Keywords: Air masses; Potential adiabatic equivalent temperature; Anomalies; Argentina

1. INTRODUCCIÓN

El análisis de las masas de aire que afectan una región tuvo un gran impulso en el Hemisferio Norte durante las dos últimas décadas. Particularmente el desarrollo de los métodos de clasificación de eventos de escala sinóptica, de los cuales el análisis de las masas de aire es un ejemplo, son muy interesantes, ya que permiten examinar relaciones entre características asociadas con el comportamiento de parámetros en superficie y el clima (Kalkstein et al. 1996; Morabito 2006).
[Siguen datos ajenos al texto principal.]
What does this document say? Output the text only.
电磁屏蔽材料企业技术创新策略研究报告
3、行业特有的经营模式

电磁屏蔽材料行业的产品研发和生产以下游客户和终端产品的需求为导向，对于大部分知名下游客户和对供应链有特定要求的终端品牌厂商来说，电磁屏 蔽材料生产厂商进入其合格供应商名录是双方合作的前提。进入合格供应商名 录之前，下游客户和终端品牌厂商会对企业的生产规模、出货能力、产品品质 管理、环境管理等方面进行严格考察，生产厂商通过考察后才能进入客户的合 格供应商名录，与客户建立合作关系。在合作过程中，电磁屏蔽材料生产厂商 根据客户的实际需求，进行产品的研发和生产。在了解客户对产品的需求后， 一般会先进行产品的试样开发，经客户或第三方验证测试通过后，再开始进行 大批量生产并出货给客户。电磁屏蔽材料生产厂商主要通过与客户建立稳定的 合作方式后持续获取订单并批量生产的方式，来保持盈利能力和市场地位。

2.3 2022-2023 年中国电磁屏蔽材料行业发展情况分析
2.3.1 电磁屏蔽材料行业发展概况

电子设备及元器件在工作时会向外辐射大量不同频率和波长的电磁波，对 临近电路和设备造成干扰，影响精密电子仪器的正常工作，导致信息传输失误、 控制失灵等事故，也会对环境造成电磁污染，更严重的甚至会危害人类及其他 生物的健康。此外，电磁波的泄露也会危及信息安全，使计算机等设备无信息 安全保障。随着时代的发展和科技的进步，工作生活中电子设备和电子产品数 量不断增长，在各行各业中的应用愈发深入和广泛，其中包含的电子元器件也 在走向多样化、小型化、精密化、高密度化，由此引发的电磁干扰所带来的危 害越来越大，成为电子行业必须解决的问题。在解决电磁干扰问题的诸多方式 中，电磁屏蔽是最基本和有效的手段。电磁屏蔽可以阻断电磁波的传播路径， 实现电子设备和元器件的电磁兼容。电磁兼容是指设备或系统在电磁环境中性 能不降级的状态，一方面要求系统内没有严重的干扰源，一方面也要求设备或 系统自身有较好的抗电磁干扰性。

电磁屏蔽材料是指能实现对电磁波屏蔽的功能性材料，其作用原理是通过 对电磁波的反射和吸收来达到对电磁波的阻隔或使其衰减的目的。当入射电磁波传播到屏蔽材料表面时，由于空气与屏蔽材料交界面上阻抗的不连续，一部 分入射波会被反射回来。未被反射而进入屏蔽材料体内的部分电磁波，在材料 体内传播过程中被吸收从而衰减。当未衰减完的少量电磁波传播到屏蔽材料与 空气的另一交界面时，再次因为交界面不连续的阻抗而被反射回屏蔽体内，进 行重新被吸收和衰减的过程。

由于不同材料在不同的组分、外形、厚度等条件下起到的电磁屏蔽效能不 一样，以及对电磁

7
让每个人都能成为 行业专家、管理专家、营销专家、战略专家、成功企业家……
Otro análisis de relevancia es el que permitió estudiar y detectar relaciones entre procesos en superficie asociados con distintas masas de aire y características del campo de circulación en la atmósfera (Christensen y Bryson 1966; Bryson 1966, Kalkstein y otros 1990; Anagnostopoulou 2004)

En la bibliografía argentina encontramos algunos estudios referidos a las masas de aire como el de Hoffmann (1971), quien entre otras cosas, determinó los valores climáticos de masas de aire que afectan el noreste argentino y las variaciones interdiurnas de temperatura y tensión de vapor originadas por los cambios de masas de aire. Encontró que el mes de julio se caracteriza por la tendencia a preservar el carácter térmico de las distintas masas de aire que afectan la región y el mes de enero por la tendencia a cambios, principalmente de temperatura, asociados a una asimilación rápida de las condiciones locales.
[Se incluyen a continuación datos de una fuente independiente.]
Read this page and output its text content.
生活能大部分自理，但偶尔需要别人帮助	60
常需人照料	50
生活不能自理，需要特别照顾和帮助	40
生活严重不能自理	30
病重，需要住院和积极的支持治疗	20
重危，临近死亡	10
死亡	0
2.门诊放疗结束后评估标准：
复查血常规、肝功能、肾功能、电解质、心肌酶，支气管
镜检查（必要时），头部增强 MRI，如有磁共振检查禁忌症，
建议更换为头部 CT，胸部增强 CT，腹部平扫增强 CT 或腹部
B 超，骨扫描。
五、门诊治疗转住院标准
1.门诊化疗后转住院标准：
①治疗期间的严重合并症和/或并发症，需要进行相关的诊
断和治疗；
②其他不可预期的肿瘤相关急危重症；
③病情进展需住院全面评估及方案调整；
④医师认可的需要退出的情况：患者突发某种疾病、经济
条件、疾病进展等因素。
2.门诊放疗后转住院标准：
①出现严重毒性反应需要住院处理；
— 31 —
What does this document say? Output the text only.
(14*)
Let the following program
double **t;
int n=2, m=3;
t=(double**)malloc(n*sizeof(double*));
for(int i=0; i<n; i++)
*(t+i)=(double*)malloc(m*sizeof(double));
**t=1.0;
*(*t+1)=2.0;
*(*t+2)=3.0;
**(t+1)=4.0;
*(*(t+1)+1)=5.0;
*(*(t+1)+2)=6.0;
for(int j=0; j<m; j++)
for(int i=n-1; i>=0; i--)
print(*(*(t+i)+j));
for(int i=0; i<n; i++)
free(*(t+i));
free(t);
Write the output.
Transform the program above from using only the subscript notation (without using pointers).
Scian y otros (1978) a partir de un estudio de las masas de aire en la República Argentina, analizaron la distribución de la temperatura potencial adiabática equivalente en el nivel de 850 hPa., encontrando que en nuestro país prevalecen las masas de aire advectadas desde otros orígenes y que el nordeste de la Argentina es una zona de transición entre las irrupciones de masas de aire frío del sur, aire retrógrado y calentado desde el norte y masas de aire tropical.

Los autores del presente trabajo (Bischoff y Coronel 1989; Coronel 2001) realizaron estudios sobre las propiedades estadísticas básicas de las masas de aire en la tropósfera de la región húmeda argentina a través de la temperatura potencial adiabática equivalente, entre 850 y 500 hPa, que permitió ampliar los conocimientos sobre el comportamiento de esta variable. Concluyeron que en el período 1968-1982 se registró un aumento de hasta un 8% en la frecuencia de las masas de aire más cálidas respecto a la frecuencia correspondiente al período 1958-1967, en 850 y 800 hPa, niveles de la atmósfera donde se canaliza la mayor cantidad de humedad desde el noreste (Plazza y Medina 1971). Este comportamiento estaría relacionado con algunos cambios observados en la posición del anticiclón del Atlántico (Minetti y Vargas 1983).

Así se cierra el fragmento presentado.